C’è un pezzo di Love And Rain al quale sei più legato? Se sì perché?

Remember me perché è la prima nata appena mi sono messo a scrivere le canzoni del nuovo album, ma anche In my dreams perché è quella più elettropop di tutte.

Questo album è arrivato dopo una lunga pausa come performer, visto che il tuo album precedente è uscito negli anni ’80, quando hai capito o deciso che era arrivato il momento di tornare in studio e di proporci qualche nuovo brano?

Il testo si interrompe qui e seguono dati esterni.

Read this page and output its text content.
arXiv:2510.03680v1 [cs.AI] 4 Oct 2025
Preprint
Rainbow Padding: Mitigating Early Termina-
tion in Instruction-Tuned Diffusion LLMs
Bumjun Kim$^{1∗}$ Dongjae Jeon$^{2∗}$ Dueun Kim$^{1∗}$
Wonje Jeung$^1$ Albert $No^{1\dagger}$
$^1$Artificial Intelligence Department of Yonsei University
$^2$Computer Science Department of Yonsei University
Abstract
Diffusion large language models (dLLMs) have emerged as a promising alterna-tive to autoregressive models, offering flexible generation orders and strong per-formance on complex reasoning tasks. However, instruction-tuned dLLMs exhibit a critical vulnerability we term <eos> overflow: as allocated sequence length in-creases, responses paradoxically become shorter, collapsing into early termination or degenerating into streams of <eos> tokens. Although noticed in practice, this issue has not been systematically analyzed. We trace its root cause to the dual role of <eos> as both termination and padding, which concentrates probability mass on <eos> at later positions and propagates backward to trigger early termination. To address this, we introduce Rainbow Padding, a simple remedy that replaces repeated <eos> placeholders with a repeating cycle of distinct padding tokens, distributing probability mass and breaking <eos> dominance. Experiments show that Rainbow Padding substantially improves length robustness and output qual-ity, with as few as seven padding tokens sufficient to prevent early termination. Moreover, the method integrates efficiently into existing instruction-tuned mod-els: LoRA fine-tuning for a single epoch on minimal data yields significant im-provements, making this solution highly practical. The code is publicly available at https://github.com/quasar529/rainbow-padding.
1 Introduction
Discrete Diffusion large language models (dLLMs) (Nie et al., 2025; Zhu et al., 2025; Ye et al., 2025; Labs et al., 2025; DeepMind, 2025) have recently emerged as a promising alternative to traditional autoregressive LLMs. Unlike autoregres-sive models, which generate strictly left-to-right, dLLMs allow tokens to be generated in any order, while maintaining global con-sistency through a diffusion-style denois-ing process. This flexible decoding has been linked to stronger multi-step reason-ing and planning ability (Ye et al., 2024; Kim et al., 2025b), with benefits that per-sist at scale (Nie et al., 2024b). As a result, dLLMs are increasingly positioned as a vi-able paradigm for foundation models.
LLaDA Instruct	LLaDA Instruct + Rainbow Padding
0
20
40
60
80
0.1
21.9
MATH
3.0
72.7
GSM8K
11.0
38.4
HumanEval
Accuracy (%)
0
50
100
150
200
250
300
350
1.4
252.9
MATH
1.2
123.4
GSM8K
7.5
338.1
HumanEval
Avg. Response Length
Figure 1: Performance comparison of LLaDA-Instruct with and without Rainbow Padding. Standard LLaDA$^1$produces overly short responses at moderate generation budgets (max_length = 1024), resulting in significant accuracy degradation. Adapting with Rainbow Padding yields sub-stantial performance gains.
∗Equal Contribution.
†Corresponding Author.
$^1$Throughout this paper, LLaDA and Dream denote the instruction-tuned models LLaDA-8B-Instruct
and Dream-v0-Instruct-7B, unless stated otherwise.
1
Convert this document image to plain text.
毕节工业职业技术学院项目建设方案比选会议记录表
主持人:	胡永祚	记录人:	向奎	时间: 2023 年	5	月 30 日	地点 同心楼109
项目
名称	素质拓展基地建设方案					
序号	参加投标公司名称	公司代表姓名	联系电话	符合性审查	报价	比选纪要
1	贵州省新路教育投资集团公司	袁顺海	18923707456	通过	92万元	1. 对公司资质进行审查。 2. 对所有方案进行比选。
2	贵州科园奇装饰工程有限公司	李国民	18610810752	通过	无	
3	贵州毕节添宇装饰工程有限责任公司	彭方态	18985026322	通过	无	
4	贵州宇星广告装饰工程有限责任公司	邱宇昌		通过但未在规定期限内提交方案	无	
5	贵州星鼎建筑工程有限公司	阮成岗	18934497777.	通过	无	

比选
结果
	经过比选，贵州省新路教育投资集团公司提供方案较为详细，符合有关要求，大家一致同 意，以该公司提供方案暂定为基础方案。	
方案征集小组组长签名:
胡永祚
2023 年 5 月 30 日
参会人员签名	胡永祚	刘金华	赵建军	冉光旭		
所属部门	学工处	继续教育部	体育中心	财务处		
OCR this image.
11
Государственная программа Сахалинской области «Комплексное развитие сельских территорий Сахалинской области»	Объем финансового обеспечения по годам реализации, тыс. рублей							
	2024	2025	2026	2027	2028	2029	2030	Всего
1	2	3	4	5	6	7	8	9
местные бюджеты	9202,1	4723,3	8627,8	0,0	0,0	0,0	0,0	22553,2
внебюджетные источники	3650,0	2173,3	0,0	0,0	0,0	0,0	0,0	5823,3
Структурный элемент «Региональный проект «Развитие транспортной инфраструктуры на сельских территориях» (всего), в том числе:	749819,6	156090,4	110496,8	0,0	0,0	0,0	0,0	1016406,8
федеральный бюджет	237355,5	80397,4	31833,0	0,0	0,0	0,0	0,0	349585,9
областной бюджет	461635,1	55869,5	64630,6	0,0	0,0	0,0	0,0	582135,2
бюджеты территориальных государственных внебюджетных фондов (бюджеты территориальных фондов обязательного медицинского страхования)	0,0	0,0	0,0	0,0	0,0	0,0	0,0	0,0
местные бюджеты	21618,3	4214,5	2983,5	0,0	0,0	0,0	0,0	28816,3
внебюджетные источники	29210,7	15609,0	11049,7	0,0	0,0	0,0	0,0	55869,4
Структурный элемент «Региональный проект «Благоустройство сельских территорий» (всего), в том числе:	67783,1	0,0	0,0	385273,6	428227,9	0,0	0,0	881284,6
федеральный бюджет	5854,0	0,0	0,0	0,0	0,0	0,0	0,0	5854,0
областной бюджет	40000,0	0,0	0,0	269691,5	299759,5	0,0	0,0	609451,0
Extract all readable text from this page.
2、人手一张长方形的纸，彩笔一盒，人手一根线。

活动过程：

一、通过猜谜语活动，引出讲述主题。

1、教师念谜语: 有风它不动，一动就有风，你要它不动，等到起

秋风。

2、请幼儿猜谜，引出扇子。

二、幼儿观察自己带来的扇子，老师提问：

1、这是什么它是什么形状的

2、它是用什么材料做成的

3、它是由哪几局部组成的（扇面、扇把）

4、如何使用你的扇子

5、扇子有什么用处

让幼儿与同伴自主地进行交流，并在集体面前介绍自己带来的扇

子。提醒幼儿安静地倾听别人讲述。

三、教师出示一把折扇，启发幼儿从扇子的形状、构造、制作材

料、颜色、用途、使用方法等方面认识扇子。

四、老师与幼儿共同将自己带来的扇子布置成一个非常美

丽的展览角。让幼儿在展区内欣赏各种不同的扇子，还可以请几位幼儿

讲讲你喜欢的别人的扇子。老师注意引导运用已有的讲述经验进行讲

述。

Il mio unico album di studio è del 1984, poi ci sono stati alcuni singoli e un album del 1986 mai uscito a causa di problemi con la casa discografica. Per tanti anni sono stato inattivo per dedicarmi alla produzione di altri artisti. Nel 2004 sono tornato a cantare live all’ Olympic Stadium di Mosca davanti a 25 mila persone e da lì ho ripreso la mia attività live. Sia il pubblico dei concerti, sia i fan sui vari social hanno iniziato a chiedere nuove canzoni così ho ritrovato l’energia e la voglia di realizzare un disco, quello appena uscito, Love and Rain.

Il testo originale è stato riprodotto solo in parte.